Atoms of particular elements generally have different "versions," meaning that elements have atoms with different numbers of neutrons in their nucleus. These different versions are called isotopes. The atomic weight displayed is actually the weighted average of the mass numbers of the various isotopes. The atomic weight for Carbon is 12.01 because around 99% of all carbon is the carbon-12 isotope.
The Atomic number increases from the top left to the bottom right. It ascends sequentially across each period.
Weight The atomic weight of the elements generally increases as you move down a group and across a period. Hydrogen, at the top left of the table, is the lightest element. The unnamed element 112 is the heaviest. There are some instances when this rule does not hold true, however. For instance, because it has a high percentage of isotopes with many neutrons, the atomic weight of tellurium (Te) is higher than that for iodine (I), even though iodine has a higher atomic number.
Elements can be organized by group or period, but they also can be placed into three distinct groups: metals, semi-metals, and non-metals.
Metals are the pink section on the left side of . Metals are generally lustrous solids, often deformable (though mercury (Hg) is a liquid at room temperature). Metals are highly conducive to both heat and electricity.

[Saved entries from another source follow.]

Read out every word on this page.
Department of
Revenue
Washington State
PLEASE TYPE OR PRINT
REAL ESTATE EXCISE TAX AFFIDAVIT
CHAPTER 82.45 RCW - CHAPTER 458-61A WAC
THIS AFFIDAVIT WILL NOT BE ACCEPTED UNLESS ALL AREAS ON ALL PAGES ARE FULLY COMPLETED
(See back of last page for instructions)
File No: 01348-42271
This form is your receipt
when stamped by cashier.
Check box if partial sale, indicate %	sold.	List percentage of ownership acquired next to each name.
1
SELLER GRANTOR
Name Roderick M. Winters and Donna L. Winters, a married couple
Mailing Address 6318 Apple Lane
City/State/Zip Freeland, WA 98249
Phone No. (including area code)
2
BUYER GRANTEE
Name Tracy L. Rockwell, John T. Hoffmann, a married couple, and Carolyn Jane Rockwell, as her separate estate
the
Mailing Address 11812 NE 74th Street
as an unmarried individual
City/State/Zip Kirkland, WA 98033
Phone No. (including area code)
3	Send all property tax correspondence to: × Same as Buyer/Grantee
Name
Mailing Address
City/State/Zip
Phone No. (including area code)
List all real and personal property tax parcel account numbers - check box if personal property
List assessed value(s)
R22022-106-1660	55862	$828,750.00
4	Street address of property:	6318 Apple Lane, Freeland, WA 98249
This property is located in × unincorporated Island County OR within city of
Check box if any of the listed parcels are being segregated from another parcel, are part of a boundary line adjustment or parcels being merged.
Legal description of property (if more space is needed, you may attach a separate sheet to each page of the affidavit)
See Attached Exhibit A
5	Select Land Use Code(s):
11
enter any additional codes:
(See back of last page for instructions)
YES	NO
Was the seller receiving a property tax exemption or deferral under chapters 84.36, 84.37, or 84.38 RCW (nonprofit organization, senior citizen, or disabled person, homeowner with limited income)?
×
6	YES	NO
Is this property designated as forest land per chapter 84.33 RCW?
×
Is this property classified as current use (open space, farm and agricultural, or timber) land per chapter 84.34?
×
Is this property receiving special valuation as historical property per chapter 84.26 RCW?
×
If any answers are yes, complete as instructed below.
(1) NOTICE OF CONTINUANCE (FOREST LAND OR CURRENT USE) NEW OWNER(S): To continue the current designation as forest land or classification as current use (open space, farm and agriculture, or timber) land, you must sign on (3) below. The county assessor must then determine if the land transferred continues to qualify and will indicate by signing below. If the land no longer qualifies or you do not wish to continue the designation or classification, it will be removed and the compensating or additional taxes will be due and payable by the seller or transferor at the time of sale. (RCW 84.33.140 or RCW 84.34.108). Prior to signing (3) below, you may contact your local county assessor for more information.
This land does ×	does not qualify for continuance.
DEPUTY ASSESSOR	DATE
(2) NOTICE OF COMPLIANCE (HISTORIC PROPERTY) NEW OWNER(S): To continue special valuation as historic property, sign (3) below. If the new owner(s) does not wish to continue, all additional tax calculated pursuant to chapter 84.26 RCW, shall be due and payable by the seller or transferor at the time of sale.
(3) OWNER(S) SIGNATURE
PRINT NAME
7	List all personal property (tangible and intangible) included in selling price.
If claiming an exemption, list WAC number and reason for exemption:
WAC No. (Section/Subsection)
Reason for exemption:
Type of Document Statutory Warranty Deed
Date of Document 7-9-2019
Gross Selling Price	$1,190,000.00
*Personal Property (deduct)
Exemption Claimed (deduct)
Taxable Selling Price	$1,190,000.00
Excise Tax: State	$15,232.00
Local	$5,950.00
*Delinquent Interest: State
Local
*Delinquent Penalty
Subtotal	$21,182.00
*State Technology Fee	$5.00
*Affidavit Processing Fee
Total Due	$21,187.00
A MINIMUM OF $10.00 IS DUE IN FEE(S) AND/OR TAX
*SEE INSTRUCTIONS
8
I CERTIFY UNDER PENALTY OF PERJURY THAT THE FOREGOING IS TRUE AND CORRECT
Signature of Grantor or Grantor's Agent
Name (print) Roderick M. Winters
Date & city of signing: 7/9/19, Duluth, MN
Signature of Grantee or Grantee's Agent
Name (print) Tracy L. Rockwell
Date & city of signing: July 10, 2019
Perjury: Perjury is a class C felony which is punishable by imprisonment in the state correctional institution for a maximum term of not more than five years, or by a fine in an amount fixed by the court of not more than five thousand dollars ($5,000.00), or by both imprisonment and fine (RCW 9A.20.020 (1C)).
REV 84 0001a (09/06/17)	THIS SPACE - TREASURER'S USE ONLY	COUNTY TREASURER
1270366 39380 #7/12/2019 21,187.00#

Nonmetals are the blue boxes on the upper right hand of the periodic table. More than half of the non-metals are gaseous at normal temperatures.
Semimetals are the green boxes on the periodic table. As their transitory name and placement on the periodic table suggest, they exist in between the distinctions of metals and nonmetals.
Metals and Nonmetals
Most chemical compounds are formed by the interactions between metals and non- metals.
Beyond those trends described here, there are a number of further periodic trends such as atomic size, ionization energy, electron affinity, and electronegativity. We will discuss these trends in the atomic structure SparkNote, since we must have a better understanding of atomic structure before getting into their specifics.